Dari Mu’awiyah bin Al-Hakam As-Sulami radhiyallahu ‘anhu; dia berkata, ”Aku mempunyai seorang budak perempuan yang menggembalakan kambingku di antara gunung Uhud dan Al-Jawaniyah. Suatu hari aku mengawasinya; tiba-tiba seekor serigala menerkam kambing yang dia gembalakan. Sebagai manusia biasa, tentu saja aku merasa kecewa sebagaimana orang lain kecewa. Aku pun memukul dan menampar budakku itu. Kemudian aku menemui Rasulullah shallahu ‘alaihi wa sallam dan beliau menegurku.

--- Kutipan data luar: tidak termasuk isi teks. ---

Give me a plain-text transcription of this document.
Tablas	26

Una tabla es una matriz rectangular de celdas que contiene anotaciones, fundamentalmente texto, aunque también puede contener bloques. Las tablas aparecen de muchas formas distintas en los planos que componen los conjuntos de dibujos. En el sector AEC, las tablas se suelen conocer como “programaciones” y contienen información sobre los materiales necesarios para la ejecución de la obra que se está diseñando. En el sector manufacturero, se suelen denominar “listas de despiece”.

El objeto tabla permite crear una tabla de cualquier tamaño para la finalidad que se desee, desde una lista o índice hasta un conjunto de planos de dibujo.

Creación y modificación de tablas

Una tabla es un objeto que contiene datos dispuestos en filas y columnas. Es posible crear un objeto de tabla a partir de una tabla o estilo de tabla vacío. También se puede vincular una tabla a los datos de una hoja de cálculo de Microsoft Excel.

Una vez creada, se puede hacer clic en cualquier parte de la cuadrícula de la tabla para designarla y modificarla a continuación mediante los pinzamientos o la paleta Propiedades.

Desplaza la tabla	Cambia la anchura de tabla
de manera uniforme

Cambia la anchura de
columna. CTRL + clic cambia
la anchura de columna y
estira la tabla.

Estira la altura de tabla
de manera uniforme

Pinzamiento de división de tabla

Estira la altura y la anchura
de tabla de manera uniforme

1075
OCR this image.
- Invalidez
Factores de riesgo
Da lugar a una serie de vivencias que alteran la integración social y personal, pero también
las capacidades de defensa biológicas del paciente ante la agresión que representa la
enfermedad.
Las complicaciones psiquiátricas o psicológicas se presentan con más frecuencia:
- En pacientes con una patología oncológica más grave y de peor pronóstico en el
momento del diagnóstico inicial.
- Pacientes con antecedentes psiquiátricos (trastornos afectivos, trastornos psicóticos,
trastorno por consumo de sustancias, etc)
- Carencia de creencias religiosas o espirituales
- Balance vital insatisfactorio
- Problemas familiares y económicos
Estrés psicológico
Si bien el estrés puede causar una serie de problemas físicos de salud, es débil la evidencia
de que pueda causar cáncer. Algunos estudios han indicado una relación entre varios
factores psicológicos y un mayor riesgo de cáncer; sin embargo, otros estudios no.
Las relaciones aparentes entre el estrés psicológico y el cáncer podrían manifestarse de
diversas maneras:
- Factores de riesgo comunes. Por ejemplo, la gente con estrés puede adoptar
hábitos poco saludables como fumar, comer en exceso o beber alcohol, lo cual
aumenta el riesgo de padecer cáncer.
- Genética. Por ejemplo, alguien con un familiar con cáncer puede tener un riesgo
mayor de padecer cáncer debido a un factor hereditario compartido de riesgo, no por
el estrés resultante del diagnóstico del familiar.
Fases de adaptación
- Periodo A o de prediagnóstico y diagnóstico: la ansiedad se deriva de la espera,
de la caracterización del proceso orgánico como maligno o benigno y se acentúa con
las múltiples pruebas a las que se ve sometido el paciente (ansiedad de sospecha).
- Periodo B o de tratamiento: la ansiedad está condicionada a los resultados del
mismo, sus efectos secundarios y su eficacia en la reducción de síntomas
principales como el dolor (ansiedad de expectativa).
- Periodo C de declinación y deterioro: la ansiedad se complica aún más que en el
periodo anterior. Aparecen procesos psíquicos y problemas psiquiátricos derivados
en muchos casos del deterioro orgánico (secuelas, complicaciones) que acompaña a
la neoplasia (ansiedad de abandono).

Aku berkata, ‘Wahai Rasulullah, apa aku harus memerdekaannya?’ Beliau berkata, ‘Bawa dia kemari.’
Kemudian beliau bertanya kepadanya, ‘Di mana Allah?’
Budak itu menjawab, ‘Di langit.’
Beliau berkata, ‘Siapakah aku?’
Dia menjawab, ‘Engkau adalah Rasulullah.’
Beliau bersabda, ‘Merdekakan dia! Sesungguhnya dia seorang mukminah.’” (HR.Muslim dan Abu Dawud)
Faedah hadits
  1. Ketika para sahabat mendapat permasalahan sekecil apa pun, mereka mengembalikannya kepada Rasulullah shallallahu ‘alaihi wa sallam untuk mengetahui hukumnya.
  2. Berhukum kepada Allah dan Rasulullah adalah bentuk pengamalan firman Allah Ta’ala, yang artinya, ”Maka demi Rabb-mu, mereka (pada hakikatnya) tidak beriman hingga mereka menjadikan kamu hakim dalam perkara yang mereka perselisihkan, kemudian mereka tidak merasa keberatan dalam hati mereka terhadap putusan yang kamu berikan dan mereka menerima dengan sepenuhnya.” (QS. An-Nisa’ : 65)
  3. Rasulullah shallallahu ‘alaihi wa sallam tidak setuju dengan tindakan sahabat tersebut yang memukul budak perempuannya, dan beliau menganggap tindakan pemukulan tersebut sebagai persoalan yang besar.
  4. Memerdekaan budak hanya khusus bagi budak yang mukmin, bukan budak kafir, karena Rasulullah shallallahu ‘alaihi wa sallam menguji budak tersebut. Ketika mengetahui keimanannya, beliau memerintahkan untuk memerdekakannya. Andai saja budak tersebut masih kafir, pasti beliau tidak memerintahkan untuk dimerdekakan.
  5. Wajibnya menanyakan masalah tauhid, di antaranya adalah tentang ketinggian Allah di atas ‘Arsy-Nya. Mengetahui hal tersebut adalah wajib.
  6. Disyariatkan untuk bertanya ”di manakah Allah?”. Ini adalah sunnah sebagaimana yang pernah dilakukan oleh Rasulullah shallallahu ‘alaihi wa sallam.
  7. Disyariatkan menjawab ”Allah ada di langit” (yakni di atas langit). Ini sesuai dengan ketetapan Rasulullah shallallahu ‘alaihi wa sallam terhadap jawaban seorang budak perempuan tersebut. Jawaban tersebut sesuai dengan firman Allah dalam Al-Quran, yang artinya, ”Apakah kamu merasa aman terhadap Allah yang di langit bahwa Dia akan menjungkirbalikkan bumi bersamamu?” (QS. Al-Mulk : 6)
  8. Sahnya keimanan itu tergantung persaksian bahwa Muhammad shallallahu ‘alaihi wa sallam adalah seorang rasul yang membawa risalah.
  9. Bantahan terhadap kesalahan orang yang mengatakan bahwa Allah beserta Dzat-Nya ada di setiap tempat. Yang benar, Allah itu beserta kita dengan ilmu-Nya, bukan dengan Dzat-Nya.
  10. Permintaan Rasulullah shallallahu ‘alaihi wa sallam – agar menghadirkan budak perempuan tersebut untuk diuji – merupakan dalil bahwa beliau shallallahu ‘alaihi wa sallam tidak mengetahui perkara gaib, yaitu tentang keimanaan budak wanita tersebut. Ini juga sebagai bantahan terhadap kaum sufi yang mengatakan bahwa Nabi shallallahu ‘alahi wa sallam mengetahui perkara gaib.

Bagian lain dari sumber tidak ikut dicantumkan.